Dari Seprei Lukis Hingga Kerupuk Terasi, 2 Perempuan ini Raup Untung Berlimpah
Batang (news.bprcentralartha.com) – Dua perempuan hebat asal Kabupaten Batang ini telah membuktikan bahwa dengan usaha yang konsisten dan tidak kenal menyerah menjadikannya sukses sebagai pelaku usaha UMKM, sehingga hasilnya bisa memenuhi kebutuhan keluarga dan lingkungan sekitar. Mereka adalah Ratih Kusumasari si pengrajin Sprei Lukis dan Tunispah seorang produsen kerupuk Terasi.
Berawal dari keinginan mendapatkan suvenir pernikahan yang unik dan berbeda, Ratih Kusumasari justru menemukan peluang usaha. Ibu rumah tangga ini menuturkan kepada Tim UMKM Central Artha bahwa dirinya telah mengembangkan Abel Sprei Lukis, jenis usaha rumahan yang memproduksi sprei dengan desain lukisan sesuai permintaan pelanggan. Workshop sekaligus galerinya berada di Jalan Serondo, Perumahan Kencana Residence Blok G7, Batang. “Beberapa kali saya mencari souvenir, tetapi motifnya hampir sama. Dari situ saya berpikir, kenapa tidak dibuat custom?” ujar Ratih.

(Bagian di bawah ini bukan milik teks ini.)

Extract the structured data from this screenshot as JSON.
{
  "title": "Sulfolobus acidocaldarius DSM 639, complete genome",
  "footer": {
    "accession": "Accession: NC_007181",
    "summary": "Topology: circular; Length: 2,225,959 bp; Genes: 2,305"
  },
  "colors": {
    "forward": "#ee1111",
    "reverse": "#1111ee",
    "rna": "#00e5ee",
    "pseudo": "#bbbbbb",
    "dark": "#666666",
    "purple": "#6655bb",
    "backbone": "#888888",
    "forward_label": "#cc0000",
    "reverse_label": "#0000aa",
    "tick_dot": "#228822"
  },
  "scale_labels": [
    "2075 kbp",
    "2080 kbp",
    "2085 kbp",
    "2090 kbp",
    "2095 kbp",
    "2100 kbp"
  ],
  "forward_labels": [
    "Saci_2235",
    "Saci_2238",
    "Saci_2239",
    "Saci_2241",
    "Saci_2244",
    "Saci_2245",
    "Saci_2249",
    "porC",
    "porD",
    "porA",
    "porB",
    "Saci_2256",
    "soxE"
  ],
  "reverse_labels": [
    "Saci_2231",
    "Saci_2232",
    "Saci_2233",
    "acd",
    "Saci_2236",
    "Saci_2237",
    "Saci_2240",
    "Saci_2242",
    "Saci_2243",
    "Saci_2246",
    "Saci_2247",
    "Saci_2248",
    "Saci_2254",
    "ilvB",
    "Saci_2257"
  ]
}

Ratih kemudian menggandeng tenaga yang memiliki kemampuan menggambar dan melukis untuk mengerjakan sprei tersebut. Pesanan dalam jumlah besar membuat omzet usahanya terus meningkat hingga mampu menghasilkan puluhan juta rupiah setiap bulan.

Abel Sprei Lukis pernah membuat desain ikon Kabupaten Batang, seperti Kalikuto, Pantai Ujung Negoro, dan Teh Pagilaran. Hasil desain tersebut dipamerkan pada kegiatan yang dihadiri Menteri Pariwisata dan Ekonomi Kreatif saat itu. Untuk produk tersebut, Ratih menggunakan kain berbahan katun yang adem dan nyaman, menyerupai karakter kain yang banyak digunakan pada produk sprei hotel. Produk tersebut bahkan pernah dibawa pelanggan ke luar negeri sebagai oleh-oleh, di antaranya ke Belanda, Singapura, dan Malaysia.
Masih di Kabupaten Batang. Kali ini tim liputan UMKM Central Artha ke tempat Ibu Tunispah yang memproduksi kerupuk terasi TN, lokasinya ada di Desa Karangasem Selatan RT 4 RW 3 Kecamatan Batang, Kabupaten Batang. Dalam proses penggorengannya, kerupuk terasi TN masih menggunakan teknik tradisional, yaitu dengan menggunakan media pasir laut untuk menggorengnya, proses inilah yang menjadi salah satu keunikannya. Tunispah menjelaskan bahwa usaha yang dijalaninya sekarang ini berawal dari desakan kebutuhan keuangan keluarga, Tunispah mencoba untuk mencari pendapatan diluar jam kerja di pabrik kala itu.

Waktu itu, produk kerupuknya sedikit-sedikit dipasarkan ke warung-warung. Sekarang anak – anaknya ikut membantu menjual kerupuk secara online dan produknya mulai dikenal masyarakat. Kerupuk TN sering diikutkan dalam acara pameran di Batang, Pekalongan dan Bali.

Itulah dua perempuan yang bisa menjadi inspirasi usaha, sehingga usaha yang ditekuninya sekarang ini bahkan sudah bisa menambah pundi – pundi uang bagi keluarganya.